When he’s in the real world you might mistake him for a character on Coronation Street,although when I hinted at that early in our relationship he got very offended. Apparently he’s from the other side of England, and for him the characters on Coronation Streetare all a bit soft. He, and the world he comes from, is hard; he is a hard man from the world of Rugby League football, whatever that is. I’ve never seen it, even on television. Ernie (we began by calling him Ernest, but he quickly asked if we were taking the piss—his phrase) said that true enough he had been christened Ernest but from the time he was five he had thumped anyone who dared to call him that. His name was “Ernie”. Actually, he said, when the subject first arose, he preferred “Ginger”. It’s an obvious nickname because he’s a light pink colour with bright blue eyes, freckled, and covered with thick ginger fuzz, not only on his head but on all the other bits that show where his clothes end.
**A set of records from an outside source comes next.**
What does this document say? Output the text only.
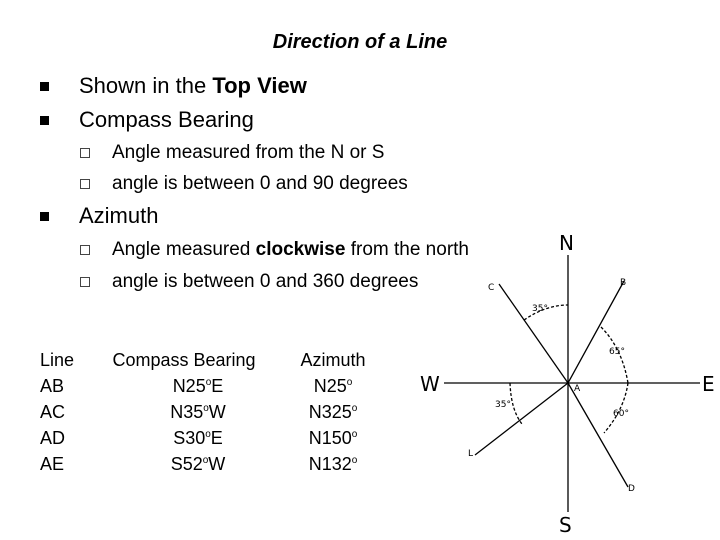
Direction of a Line
Shown in the Top View
Compass Bearing
Angle measured from the N or S
angle is between 0 and 90 degrees
Azimuth
Angle measured clockwise from the north
angle is between 0 and 360 degrees
Line
AB
AC
AD
AE
Compass Bearing
N25$^o$E
N35$^o$W
S30$^o$E
S52$^o$W
Azimuth
N25$^o$
N325$^o$
N150$^o$
N132$^o$
N
S
E
W	A
B
C
D
L
35°
65°
35°
60°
The name took some getting used to, especially if you wanted to catch his attention from any distance. He asked me early on why everyone seemed to pause before they said his name, like, “You going for coffee, er, Ginger?” While I was trying to think, I told him that Ginger as a colouring was probably not as common in Ontario as it was in Yorkshire, and, actually, as a name, it was more usually attached to girls, exotic cats, and boutiques.

“That’s why they say it poncey-like?” he said. “I thought they were taking the piss.”

Ginger sees piss-takers everywhere.

I think he’s playing a role, being a character, not quite a stage Yorkshireman, though he can do that, too, but, as I say, he’s a hard man surprised to find himself in the softest of worlds.

In his job interview, which I was allowed to attend (but not to vote at), there was barely a trace of dialect, and the suit was blue, the shirt white, the tie striped. As soon as he got the job he changed into a knobbly mud-coloured cardigan which he claims his Gran knit him when he said he was coming to Canada, a khaki shirt, moleskin trousers held up by a wide leather strap, and the kind of boots good for striking sparks off cobblestones. He has worn the same outfit ever since, although I assume he must have several similar shirts.

Occasionally, when he wants to create a comic effect, he talks in stage dialect—”is tha coomin’ down t’road lud”—although normally his slightly flattened vowels are the only trace of his pre-university background. He’s Alan Bennett in boots, but the man from Scunthorpe is still there. He has a couple of pals from home here in Toronto, and occasionally, if he doesn’t want anyone to know what he’s talking about, he drops his voice on the phone and slips into real dialect, and then he’s unintelligible.

I felt sorry for him when he first moved in with me. He seemed to be someone who could use a lot of help socially, an odd duck in spite of his impersonation of an academic at his interview, certainly someone whom women would find weird. So I took him home for dinner, to Carole’s dismay, because she doesn’t like cooking. But I wanted to do my bit for the new boy, and I even had the idea we might have a party, that Carole might invite some girl friends to meet him. Carole said she didn’t have any girl friends, which I should have known if I had thought about it. After I took Ginger home, she told me I was wasting my time, anyway, though she refused to say why. “You’ll see,” was all I could get out of her.